As soon as possible. Don’t procrastinate. This is one of those things. You’re going to take this sermon home, “I’ll just think about this one for a while. I don’t know. I acted on those first three.” Maybe you’re not ready to take this step yet. That’s OK, keep coming. You just need a little more pain. Then God will get you ready and once you’re ready you’ll take this step. But as soon as possible.

5. Accept God’s forgiveness and forgive myself.

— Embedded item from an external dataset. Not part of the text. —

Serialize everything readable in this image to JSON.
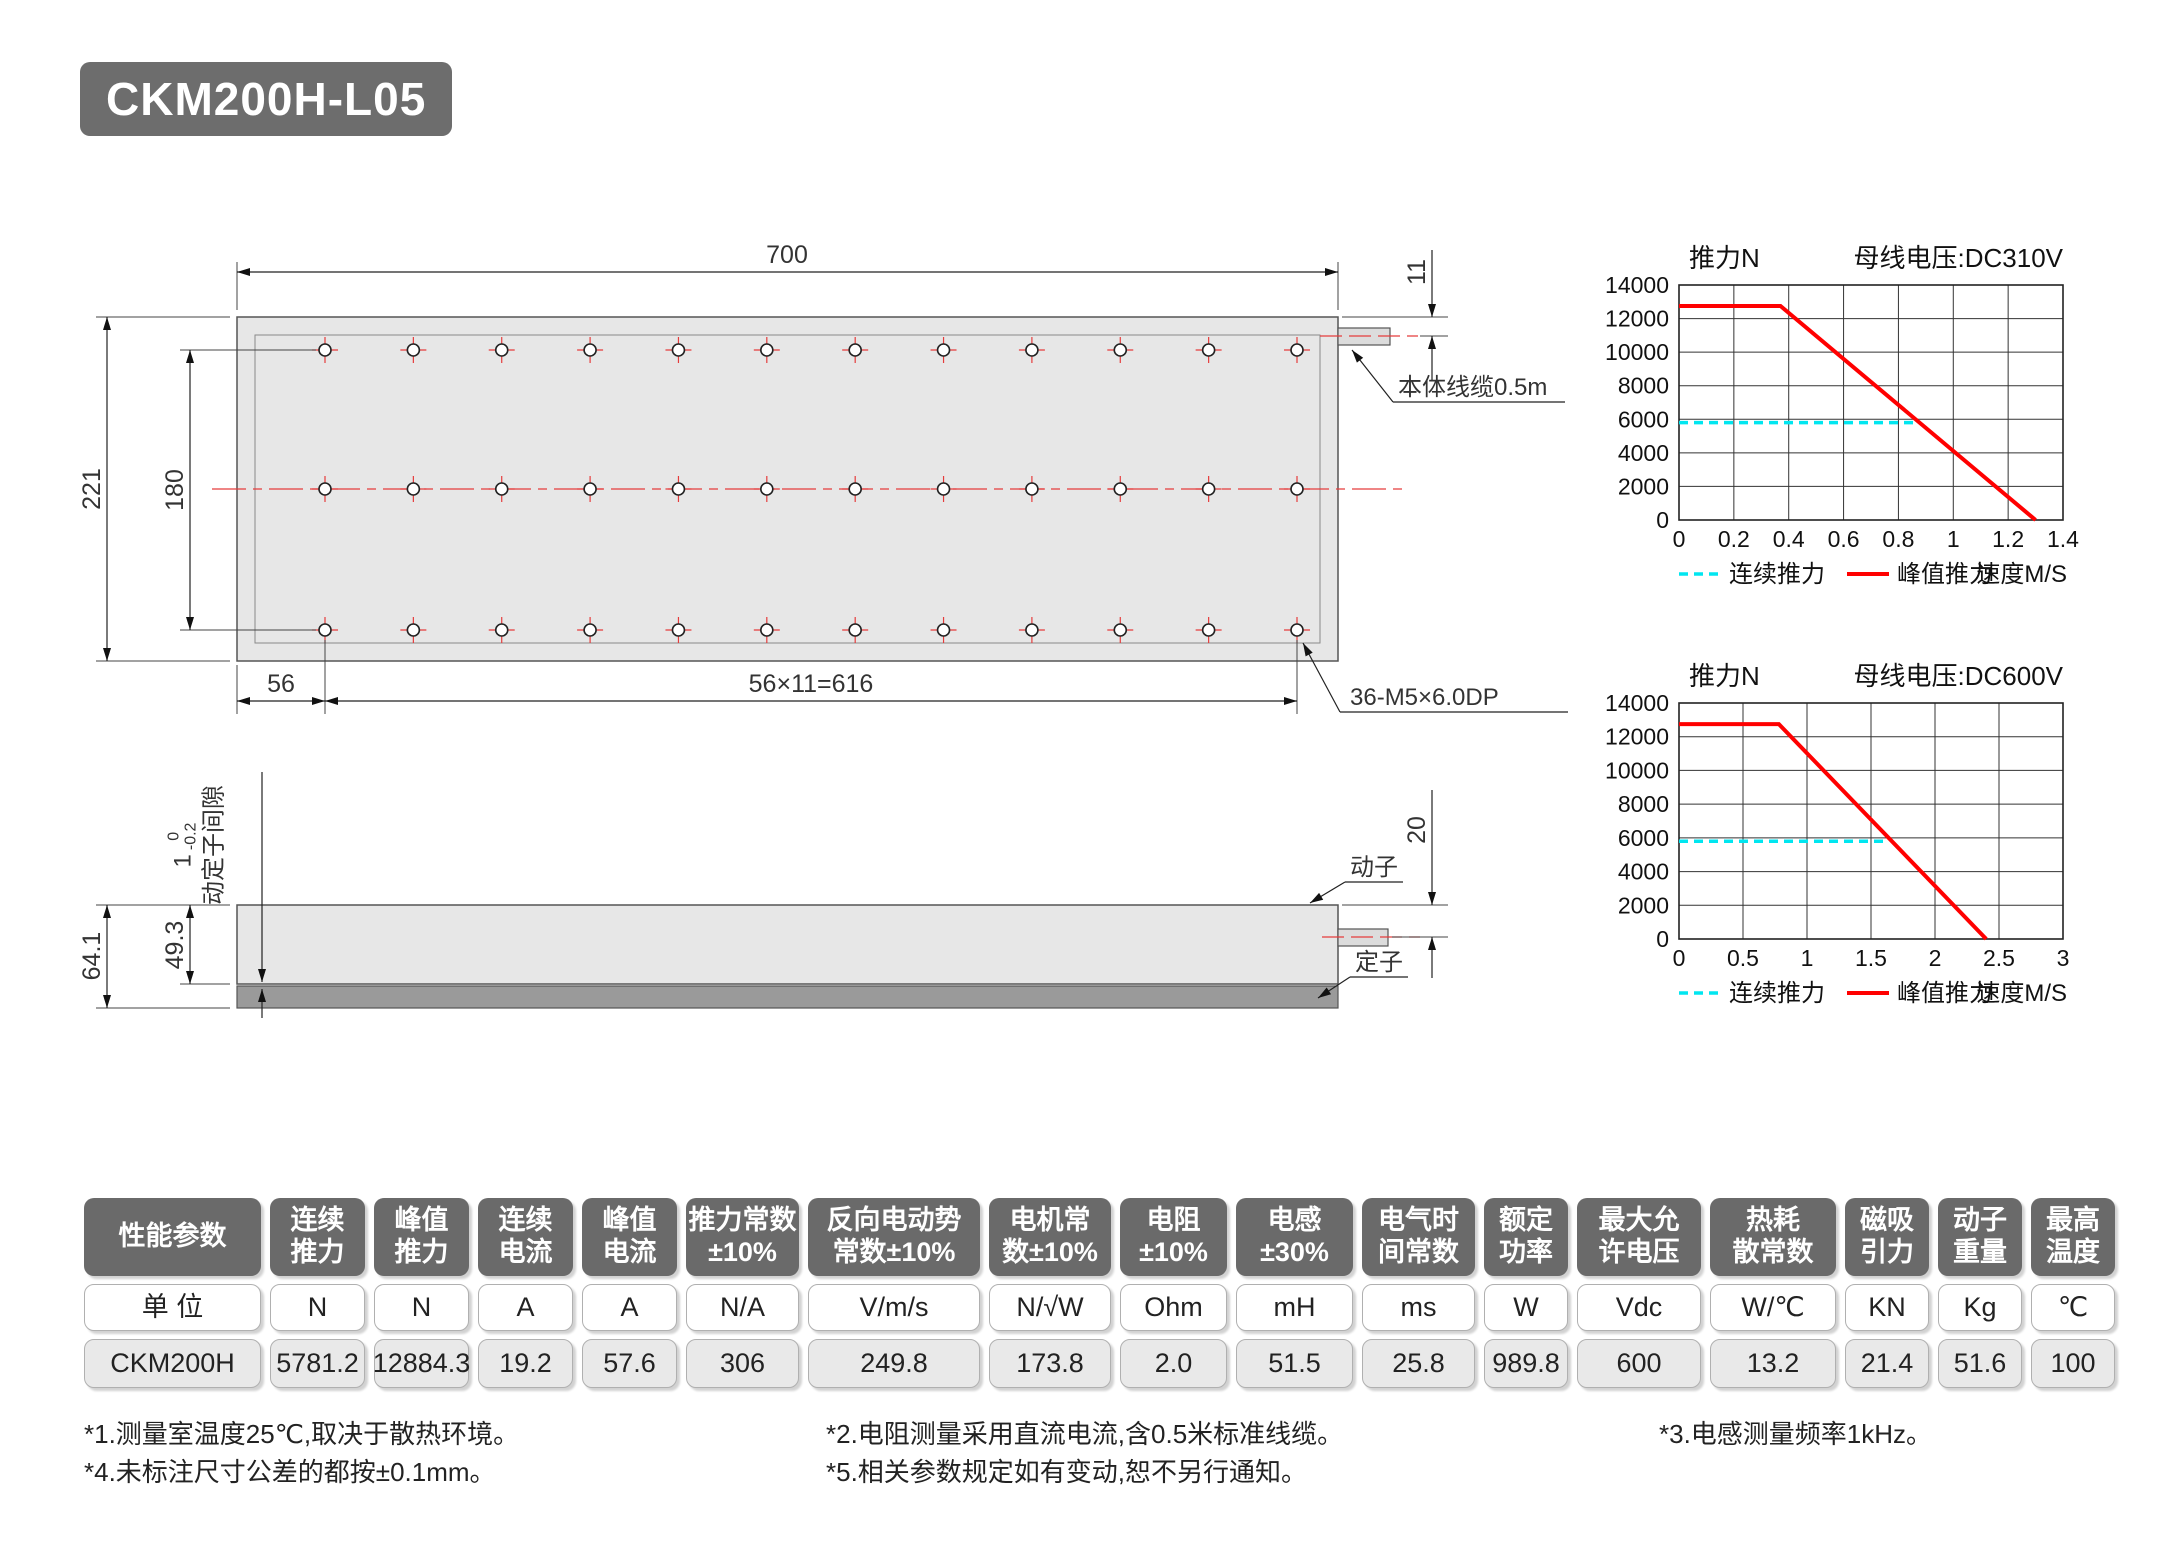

Romans 3:23–24: “All of us have sinned.” All. Some of you are feeling a little lonely right now. “Rick is talking directly to me. He planed this sermon for me, I know it.” No, I didn’t. All have sinned. We’re all in the same boat. Every week somebody comes up to me, “Pastor Rick, you’ve been reading my mail.” No, I’ve not. I’ve been reading my mail. We’re all in the same boat. Pastors need to take step 4. We’re all in the same boat. We’re just a bunch of sinners. Who are we trying to kid? Nobody is perfect. We’ve all blown it. We’ve all made mistakes. It’s not like anybody is more righteous than anybody else. We’ve all got different problems, just different areas. “All of us have sinned, yet God declares us not guilty if we trust in Jesus Christ who freely takes away our sins.” What happens when I take this step? How does God forgive?

1. God forgives instantly. He doesn’t wait. The moment you do this, you’re forgiven. He never makes us wait, make us suffer for a while. Humans do that, but God doesn’t do that.

2. He forgives freely. He freely takes away our sins. You don’t deserve it, you don’t earn it, you can’t work for it. It’s free.

3. He forgives completely. He wipes it out. “There is no condemnation for those who live in union with Christ Jesus.” From personal experience, I want to tell you how great that feels, to live with no condemnation. I keep short accounts with God.